取りあえず畑でも作ろうとして、草刈りを始めますが、没頭して気が付いたら結構な広さに。
私:「おっ!こんな所に丸い石ころと、そこそこ立派な棒が…」
おもむろに、この棒で石ころを打つと思いのほか飛んで楽しい。しかも短く刈った草の上をコロコロとよく転がる。
私:「よし!この楽しさをトムにも教えてあげよう」
トム:「ワォ!本当だぜ。これは爽快で楽しい。ふむふむ閃いたぜ。それならこうしよう。あそこに一本の木が見えるだろ。その木に少ない打数で当てた方が勝ちだ。」
こうして始まった”棒で石を飛ばす”ゲーム。次第にエスカレートし、負けた方がお酒を奢ることになるのも自然な流れ。
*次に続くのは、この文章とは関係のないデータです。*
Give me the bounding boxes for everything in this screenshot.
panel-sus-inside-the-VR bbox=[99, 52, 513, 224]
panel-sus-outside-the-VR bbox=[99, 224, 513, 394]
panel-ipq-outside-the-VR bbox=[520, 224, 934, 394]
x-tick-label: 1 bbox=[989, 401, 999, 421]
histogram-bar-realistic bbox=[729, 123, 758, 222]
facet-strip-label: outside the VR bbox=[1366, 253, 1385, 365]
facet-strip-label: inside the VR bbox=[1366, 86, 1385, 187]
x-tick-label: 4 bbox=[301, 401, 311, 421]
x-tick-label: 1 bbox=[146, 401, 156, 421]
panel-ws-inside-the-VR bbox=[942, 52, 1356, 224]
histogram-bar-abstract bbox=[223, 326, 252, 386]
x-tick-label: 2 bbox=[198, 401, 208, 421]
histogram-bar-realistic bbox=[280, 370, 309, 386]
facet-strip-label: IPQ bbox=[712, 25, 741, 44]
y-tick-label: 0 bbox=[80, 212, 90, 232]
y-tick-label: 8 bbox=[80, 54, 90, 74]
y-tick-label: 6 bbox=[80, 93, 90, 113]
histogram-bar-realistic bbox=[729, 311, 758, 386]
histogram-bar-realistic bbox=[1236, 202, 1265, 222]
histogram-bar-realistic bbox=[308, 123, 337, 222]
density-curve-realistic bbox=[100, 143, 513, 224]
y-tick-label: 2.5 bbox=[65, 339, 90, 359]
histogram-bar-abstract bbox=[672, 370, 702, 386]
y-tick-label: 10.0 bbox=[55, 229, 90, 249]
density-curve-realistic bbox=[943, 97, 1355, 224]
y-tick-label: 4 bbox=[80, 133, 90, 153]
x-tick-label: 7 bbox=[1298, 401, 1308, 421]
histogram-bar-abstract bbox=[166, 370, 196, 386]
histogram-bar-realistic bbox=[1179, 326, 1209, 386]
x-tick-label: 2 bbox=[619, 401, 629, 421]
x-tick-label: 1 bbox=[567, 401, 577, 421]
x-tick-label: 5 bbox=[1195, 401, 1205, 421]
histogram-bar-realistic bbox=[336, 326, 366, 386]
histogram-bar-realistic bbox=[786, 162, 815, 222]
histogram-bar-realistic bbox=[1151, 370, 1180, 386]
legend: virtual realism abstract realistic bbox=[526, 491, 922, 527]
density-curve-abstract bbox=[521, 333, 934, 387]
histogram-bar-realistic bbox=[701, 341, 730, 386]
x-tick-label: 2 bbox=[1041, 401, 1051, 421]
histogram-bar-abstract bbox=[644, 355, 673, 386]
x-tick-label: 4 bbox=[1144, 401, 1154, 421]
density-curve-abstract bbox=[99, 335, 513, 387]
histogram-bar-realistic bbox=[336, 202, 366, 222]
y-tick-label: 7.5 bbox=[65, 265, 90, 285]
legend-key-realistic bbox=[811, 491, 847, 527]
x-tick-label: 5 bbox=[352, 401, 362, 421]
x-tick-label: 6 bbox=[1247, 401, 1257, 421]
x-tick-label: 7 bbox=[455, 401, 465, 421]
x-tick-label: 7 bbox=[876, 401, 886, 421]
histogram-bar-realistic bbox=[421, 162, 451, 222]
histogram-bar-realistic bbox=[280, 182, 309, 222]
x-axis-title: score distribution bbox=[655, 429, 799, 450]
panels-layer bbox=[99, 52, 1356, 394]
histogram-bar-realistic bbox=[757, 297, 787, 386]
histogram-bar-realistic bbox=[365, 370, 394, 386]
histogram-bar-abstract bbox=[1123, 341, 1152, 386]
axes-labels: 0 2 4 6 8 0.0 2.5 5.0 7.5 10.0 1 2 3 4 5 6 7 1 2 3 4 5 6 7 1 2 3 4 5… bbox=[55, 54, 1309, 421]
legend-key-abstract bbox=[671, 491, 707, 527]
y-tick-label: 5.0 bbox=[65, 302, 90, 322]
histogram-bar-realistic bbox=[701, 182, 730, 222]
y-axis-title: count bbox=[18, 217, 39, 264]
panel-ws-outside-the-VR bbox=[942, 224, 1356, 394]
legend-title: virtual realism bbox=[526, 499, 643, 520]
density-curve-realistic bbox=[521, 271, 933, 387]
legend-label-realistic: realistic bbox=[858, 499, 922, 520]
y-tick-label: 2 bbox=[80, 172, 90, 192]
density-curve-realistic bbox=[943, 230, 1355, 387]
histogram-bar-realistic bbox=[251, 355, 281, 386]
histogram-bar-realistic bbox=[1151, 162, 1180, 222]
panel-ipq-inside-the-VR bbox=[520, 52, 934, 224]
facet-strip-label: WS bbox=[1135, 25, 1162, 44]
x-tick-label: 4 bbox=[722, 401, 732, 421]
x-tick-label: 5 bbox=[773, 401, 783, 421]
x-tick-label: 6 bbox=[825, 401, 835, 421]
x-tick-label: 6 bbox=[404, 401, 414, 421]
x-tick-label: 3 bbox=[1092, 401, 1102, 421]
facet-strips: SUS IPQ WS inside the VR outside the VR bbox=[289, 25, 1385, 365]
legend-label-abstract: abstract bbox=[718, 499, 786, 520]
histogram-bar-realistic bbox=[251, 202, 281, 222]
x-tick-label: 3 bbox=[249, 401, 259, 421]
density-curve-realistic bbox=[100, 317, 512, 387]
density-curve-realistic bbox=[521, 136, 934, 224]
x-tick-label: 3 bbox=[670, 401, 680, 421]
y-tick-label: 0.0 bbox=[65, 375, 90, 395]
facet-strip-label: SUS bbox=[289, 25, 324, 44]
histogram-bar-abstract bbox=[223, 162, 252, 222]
そうなるとタダ酒の魅力には抗えず、ズルいことを考えるのも人間の性。棒で打つより手で投げる方が、コントロール性が高いのは当然の気づき。
この手法を封じるために、触ってはダメという”あるがままの状態”で打つルールを定めることに。
だがしかし、石ころが深い草むらや川の中に飛んで行ってしまうと”あるがままの状態”で打つのが困難。
また、紛失してしまうとプレー続行不可となり、その時点で負けが確定しまうのはあまりにも呆気ないということで協議を重ねることに。
その結果「それなら、1打の罰で前位置から打ち直しできることにしよう」と決定。
そして、ゲームを重ねていくと、石が凹みや窪地、泥の中やぬかるみにあるケースでもこのルールを適用できるように改正。
即ち”いついかなるときでも、1打の罰で前位置から打ち直しできる”と更に進化。
これが『ストロークと距離の救済』です。そうですゴルフ草創期の原始ルールです。
こうして紛失したり、プレー不可能(アンプレヤブル)や、崖下など危険エリアに飛んで行った場合は”1ペナ・打ち直し”で、プレーの連続性が維持できることに。
その後、OB・池などにも併用されるようになりました。※(池はペナルティーエリアとして別の救済方法も制定)
現ルールでは『ストロークと距離の罰に基づく救済(規則18.1)』として扱っており、プレーヤーは常にこの選択肢を持っていると記されています。
なので(ペナルティーエリア以外での)紛失球、OBは、このルールが自動的に適用されるので”1ペナ・打ち直し”となるのです。
もし、この救済ルールがなかったら、崖下まで下りて行ったり、池の中のボールをあるがままに打つ…考えただけでゾッとしますワ。
この救済ルールは便利でありがたいものです。但し、このルールには落とし穴が!これは別の機会に解説します。
規則18.1 ストロークと距離の罰に基づく救済はいつでも認められる
いつでも、プレーヤーは、1罰打を加え、直前のストロークが行われた場所から元の球か別の球をプレーすることによって、ストロークと距離の救済を受けることができる(規則14.6参照)。
プレーヤーは常にストロークと距離の救済の選択肢を持っている
• プレーヤーの球がコース上のどこにあっても。
• 規則がプレーヤーに特定の方法で救済を受けることや、特定の場所からプレーすることを求めている場合であっても。